FIRST SENTENCE: The arc of the traditional romance relationship follows a simple pattern: woman desires man, man is hard to get, woman snags man, they live happily ever after.

SUMMARY: [From barnesandnoble.com] Swashbuckling sailors, dashing dukes, naughty nurses, and sexy steward-esses caught in webs of love, passion, betrayal, and intrigue: these are the raw materials of the romance novel--and the lusty covers that advertise them. In The Look of Love, Jennifer McKnight-Trontz provides a rollicking history of the covers and stories that have captivated millions of readers worldwide. More than 150 of the most sensational covers from this venerable if venal literary form are shown in glorious color, focusing on the period from 1940 to 1970, romance design's most fertile era.

The Look of Love features artwork and excerpts from titles such as Passion Flower, Kept Woman, Rendezvous in Lisbon, and Jungle Nurse. Along the way, it brings attention to the pioneers of the romance novel: cover artists such as Barye Phillips and Robert Maguire, who helped define the look of paperbacks in general, and Harlequin, the grand dame of romance publishers, with more than 100 million novels sold each year. McKnight-Trontz reveals the themes that typify both the story lines and the covers--hospital romance, the rich and raunchy, royalty, tropical paradises, Westerns, "taboo" relationships, pirates and warriors, and love triangles--resulting in this definitive compendium of camp.

REASON FOR READING: This was actually research for my term paper.

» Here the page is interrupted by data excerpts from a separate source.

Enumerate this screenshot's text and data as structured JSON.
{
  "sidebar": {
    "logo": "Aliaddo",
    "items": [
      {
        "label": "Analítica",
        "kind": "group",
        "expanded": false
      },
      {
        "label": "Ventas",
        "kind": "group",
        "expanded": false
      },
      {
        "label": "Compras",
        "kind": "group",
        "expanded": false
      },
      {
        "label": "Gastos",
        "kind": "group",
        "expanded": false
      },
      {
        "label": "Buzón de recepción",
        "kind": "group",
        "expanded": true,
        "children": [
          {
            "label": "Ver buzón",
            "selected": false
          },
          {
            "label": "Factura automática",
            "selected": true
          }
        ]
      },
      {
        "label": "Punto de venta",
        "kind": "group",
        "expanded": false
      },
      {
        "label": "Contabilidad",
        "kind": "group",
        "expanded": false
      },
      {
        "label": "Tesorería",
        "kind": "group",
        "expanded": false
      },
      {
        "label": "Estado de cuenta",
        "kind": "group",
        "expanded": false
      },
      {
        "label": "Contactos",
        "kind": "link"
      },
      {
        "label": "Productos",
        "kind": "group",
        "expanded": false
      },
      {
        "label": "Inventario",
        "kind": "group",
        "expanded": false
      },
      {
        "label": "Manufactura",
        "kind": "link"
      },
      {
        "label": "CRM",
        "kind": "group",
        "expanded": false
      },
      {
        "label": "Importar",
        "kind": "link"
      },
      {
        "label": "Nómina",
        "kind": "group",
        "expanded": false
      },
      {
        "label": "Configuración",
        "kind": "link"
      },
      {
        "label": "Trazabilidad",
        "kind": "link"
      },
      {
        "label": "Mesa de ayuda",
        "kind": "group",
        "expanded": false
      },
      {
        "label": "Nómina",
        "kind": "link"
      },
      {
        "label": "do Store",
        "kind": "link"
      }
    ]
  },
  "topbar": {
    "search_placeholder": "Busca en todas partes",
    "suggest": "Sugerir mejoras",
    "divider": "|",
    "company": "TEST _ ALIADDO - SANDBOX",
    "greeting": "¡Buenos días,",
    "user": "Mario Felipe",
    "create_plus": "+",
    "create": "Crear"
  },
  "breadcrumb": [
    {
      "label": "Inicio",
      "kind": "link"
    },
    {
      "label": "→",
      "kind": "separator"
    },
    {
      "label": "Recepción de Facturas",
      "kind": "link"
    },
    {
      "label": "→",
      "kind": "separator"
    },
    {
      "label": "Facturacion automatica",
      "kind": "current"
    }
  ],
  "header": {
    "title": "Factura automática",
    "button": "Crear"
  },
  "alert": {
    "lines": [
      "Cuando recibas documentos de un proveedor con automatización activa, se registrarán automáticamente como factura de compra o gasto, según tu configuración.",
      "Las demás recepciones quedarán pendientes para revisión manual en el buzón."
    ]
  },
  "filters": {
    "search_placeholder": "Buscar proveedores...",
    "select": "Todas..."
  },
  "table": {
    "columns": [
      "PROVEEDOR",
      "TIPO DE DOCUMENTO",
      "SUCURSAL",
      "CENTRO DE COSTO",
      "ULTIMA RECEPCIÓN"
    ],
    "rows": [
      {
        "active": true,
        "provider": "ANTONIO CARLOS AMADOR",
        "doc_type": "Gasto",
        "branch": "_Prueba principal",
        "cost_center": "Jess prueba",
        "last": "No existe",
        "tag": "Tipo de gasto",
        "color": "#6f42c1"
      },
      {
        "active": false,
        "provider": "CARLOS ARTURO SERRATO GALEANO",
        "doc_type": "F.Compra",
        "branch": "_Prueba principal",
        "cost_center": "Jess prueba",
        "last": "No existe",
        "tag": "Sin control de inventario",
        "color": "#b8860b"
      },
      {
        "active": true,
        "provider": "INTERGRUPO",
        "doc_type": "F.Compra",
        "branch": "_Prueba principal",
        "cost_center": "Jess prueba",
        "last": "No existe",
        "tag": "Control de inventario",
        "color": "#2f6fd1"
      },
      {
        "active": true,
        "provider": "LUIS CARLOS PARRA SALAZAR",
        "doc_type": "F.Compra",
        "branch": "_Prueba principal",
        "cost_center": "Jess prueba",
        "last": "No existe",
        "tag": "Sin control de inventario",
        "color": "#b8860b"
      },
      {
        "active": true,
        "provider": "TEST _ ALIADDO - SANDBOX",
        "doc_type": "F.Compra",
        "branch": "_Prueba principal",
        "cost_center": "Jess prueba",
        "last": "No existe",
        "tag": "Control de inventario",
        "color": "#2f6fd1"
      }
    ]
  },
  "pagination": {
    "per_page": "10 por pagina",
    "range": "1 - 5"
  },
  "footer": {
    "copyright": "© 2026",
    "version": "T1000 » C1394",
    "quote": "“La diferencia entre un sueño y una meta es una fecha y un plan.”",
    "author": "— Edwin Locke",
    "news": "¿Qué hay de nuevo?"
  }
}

THOUGHTS: I don't think the author did any research beyond her own opinion. That said, I learned a lot about how and why the modern romance novel cover came to be. When McKnight-Trontz isn't trying to wax poetic the book is a pretty interesting read. When she did try to intuit why romances are read, and described their plots and characters, she might as well have stuck her foot in her mouth.

It was awesome to see the older covers. The titles were icky even back then.

MISCELLANEOUS: The Abortive Hussy?!? What does that mean?